As the bandwagon gained momentum, more and more economists, academics and political leaders jumped on. It's a shame they didn't find the courage earlier, but better late than never. Still, the riders need to be watched carefully for fear they really are warriors for breaking down the dominance of the many by the few, not a fifth column dedicated to undermining the revolution.

The composition of the committee, and the fact that it did most of the job with haste after the summer protests shook up our leaders, means that not all Israel's structural ailments were addressed.

Economic concentration will not suddenly evaporate with the enactment of new laws. Nor will it end four years later, by when the tycoons will have to decide whether they want to keep their financial companies or their industrial companies.

But Israel's economic leaders and the chairman of the economic concentration committee, Haim Shani, are due fulsome praise for establishing the panel, guiding it and standing strong as the pressures mounted.

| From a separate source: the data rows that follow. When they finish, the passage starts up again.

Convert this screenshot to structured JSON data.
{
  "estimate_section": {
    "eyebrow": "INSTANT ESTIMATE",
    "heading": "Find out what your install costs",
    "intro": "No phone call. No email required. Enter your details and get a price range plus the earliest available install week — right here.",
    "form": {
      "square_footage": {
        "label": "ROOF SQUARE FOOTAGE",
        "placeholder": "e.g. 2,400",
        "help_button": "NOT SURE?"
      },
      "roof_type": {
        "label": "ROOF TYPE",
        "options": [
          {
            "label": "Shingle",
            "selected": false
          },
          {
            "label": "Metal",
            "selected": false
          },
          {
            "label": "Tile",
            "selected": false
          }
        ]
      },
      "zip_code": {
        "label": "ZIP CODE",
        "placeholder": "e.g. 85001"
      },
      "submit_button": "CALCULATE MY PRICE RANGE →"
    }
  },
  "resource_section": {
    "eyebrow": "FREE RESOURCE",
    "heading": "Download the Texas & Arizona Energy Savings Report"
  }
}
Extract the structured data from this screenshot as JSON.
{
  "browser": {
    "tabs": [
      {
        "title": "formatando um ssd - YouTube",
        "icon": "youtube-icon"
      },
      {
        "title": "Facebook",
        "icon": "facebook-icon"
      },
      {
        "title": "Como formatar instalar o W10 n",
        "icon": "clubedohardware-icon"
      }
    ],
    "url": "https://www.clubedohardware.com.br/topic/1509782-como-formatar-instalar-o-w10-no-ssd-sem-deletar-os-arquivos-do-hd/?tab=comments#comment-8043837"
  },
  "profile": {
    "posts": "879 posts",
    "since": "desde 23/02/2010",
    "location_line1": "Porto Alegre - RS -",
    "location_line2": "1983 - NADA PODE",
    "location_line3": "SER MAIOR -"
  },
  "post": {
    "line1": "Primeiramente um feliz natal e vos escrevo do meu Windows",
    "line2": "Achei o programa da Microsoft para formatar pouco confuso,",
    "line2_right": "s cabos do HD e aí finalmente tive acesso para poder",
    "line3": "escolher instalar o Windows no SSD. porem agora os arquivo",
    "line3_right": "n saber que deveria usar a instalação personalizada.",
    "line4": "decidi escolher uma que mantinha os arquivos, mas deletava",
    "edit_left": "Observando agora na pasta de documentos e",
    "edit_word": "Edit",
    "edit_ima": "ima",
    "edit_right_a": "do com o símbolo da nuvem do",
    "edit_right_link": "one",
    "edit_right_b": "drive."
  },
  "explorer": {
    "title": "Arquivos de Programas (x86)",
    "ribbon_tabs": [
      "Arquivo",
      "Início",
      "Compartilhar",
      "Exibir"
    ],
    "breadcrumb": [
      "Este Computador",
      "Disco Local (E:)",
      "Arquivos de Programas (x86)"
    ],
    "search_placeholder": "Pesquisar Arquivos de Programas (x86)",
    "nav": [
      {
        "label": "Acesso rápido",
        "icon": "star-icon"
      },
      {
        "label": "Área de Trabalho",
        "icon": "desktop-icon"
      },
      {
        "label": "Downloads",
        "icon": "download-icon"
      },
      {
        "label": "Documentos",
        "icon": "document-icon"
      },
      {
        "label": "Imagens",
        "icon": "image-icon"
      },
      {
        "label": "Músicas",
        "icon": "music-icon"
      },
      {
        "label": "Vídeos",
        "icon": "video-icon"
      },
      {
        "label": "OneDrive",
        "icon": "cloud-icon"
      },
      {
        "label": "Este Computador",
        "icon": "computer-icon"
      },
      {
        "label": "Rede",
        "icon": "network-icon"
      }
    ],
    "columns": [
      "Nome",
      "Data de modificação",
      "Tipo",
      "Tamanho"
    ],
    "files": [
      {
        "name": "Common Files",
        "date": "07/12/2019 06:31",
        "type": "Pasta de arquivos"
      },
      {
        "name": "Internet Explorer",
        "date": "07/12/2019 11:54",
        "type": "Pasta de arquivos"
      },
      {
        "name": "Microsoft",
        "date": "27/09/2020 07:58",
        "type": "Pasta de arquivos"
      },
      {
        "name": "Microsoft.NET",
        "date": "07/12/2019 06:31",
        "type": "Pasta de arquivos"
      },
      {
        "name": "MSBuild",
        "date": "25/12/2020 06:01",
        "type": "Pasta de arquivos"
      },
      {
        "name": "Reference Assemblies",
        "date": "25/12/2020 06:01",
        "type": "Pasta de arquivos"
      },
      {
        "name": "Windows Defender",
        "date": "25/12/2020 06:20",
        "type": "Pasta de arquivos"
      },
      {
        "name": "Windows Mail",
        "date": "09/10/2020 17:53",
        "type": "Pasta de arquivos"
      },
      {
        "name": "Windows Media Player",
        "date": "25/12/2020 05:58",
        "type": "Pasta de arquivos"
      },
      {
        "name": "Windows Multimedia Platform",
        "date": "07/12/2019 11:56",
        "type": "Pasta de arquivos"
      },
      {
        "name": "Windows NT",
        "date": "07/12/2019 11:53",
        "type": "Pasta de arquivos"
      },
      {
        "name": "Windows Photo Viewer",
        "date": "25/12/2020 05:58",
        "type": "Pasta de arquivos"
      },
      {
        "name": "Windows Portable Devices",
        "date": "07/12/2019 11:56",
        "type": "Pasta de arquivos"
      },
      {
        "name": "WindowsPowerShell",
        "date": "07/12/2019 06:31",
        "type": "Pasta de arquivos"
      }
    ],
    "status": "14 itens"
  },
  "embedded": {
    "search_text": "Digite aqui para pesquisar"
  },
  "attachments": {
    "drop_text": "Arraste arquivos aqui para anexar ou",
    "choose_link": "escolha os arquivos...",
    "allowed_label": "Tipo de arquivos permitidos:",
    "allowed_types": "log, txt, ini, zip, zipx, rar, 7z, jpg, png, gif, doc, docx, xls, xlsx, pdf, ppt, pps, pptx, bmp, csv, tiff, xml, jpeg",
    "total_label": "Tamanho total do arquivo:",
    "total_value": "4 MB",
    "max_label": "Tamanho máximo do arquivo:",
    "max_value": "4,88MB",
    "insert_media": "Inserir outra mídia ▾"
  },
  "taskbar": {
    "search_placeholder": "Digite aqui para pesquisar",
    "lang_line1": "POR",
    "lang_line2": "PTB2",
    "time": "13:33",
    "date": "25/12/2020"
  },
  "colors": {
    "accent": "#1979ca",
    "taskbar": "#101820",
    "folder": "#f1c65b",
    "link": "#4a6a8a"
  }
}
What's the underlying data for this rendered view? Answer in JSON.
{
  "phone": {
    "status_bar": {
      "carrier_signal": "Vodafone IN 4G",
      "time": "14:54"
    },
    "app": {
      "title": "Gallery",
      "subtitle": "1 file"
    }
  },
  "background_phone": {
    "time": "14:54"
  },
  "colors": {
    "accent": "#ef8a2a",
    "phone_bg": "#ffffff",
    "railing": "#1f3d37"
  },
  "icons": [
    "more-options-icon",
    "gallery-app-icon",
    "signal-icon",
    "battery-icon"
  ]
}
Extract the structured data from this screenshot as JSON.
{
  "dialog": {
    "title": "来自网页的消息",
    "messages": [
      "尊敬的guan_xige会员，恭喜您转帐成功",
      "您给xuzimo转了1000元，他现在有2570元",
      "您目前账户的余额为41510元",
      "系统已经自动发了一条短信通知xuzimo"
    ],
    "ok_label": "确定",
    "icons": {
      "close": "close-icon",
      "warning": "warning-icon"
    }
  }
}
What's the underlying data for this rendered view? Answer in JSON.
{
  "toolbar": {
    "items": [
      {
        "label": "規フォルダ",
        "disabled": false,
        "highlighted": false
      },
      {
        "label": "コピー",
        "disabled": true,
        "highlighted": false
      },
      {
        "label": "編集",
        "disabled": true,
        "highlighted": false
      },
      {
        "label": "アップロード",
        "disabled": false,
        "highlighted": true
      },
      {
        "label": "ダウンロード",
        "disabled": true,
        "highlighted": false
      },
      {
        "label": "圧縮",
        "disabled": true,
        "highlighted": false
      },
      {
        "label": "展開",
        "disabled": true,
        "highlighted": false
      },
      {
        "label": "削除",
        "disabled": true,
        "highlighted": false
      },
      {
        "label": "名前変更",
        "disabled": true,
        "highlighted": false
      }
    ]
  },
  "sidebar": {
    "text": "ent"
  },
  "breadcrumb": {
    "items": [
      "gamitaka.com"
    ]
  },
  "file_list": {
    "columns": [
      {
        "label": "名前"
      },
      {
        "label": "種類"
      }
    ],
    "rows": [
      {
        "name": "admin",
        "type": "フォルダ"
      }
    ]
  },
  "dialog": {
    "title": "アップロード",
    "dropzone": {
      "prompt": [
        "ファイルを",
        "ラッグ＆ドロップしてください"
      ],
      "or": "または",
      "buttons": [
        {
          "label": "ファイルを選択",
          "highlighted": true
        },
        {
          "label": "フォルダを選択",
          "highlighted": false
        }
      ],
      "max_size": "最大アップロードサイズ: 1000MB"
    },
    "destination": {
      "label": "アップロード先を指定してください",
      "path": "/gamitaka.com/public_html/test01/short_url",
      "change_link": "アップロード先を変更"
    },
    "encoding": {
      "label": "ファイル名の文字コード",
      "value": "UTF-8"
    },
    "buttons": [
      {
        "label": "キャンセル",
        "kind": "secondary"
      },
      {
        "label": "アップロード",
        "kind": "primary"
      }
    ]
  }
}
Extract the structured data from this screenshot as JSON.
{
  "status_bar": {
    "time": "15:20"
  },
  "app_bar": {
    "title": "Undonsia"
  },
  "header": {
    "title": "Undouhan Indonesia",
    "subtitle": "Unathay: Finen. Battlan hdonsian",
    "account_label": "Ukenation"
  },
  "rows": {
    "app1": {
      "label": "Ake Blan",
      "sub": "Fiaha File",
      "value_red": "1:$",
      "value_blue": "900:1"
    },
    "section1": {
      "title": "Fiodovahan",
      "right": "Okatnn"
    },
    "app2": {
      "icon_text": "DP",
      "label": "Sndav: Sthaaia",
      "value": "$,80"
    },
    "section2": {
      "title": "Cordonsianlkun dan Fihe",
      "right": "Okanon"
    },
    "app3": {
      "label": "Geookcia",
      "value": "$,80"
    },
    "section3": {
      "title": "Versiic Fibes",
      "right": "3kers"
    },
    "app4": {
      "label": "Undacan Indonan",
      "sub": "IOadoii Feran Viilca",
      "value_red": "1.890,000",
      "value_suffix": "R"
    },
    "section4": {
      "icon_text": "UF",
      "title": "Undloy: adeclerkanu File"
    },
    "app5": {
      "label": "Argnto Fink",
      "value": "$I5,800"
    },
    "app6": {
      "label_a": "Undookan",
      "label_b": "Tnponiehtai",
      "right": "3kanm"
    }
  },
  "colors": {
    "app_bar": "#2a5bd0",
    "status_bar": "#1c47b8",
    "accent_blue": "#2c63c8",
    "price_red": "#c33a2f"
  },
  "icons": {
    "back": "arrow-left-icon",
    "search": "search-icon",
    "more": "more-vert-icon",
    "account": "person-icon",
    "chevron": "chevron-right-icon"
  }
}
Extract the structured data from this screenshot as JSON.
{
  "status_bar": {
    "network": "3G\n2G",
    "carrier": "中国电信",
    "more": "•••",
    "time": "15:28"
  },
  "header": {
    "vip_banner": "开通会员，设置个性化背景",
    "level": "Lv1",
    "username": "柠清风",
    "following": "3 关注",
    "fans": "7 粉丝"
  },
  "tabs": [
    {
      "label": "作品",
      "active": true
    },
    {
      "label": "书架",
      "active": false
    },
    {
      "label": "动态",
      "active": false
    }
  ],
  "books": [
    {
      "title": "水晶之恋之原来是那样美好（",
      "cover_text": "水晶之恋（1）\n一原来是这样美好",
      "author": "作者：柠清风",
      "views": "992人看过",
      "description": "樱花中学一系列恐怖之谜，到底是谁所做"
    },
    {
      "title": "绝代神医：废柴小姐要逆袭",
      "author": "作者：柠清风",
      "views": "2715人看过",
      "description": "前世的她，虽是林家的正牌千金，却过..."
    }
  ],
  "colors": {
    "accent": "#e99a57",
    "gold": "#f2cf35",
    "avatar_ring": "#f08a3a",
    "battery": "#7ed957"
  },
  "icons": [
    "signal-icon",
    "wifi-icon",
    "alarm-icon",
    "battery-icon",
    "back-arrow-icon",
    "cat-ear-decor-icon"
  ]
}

The issue is extraordinarily complex. It's very difficult to clearly demonstrate the damage that economic concentration causes. Some of the issues are abstract such as the correlation among concentration, competition and competitiveness. They require knowledge of economics, finance, social sciences, antitrust law and lessons that can only be learned in the world of business.

The committee's recommendations will be undergoing lots of corrections and changes in the months to come. That's the work of the Knesset.

Some of the committee members themselves, including the Finance Ministry's budgets director, Gal Hershkovitz, want the recommendations to be stronger. But making that happen is the job of the parliamentarians, aided by economists, business people and the public. Their message must be crystal clear: We believe in the free market and in entrepreneurship. We are committed to strengthening Israeli business and excellence. We will succumb neither to "social justice" populism nor to the fury of the tycoons. We shall stay focused on our mission to build a better economic structure, diversified and free. This is crucial to democracy, to true social justice and to equality of opportunity.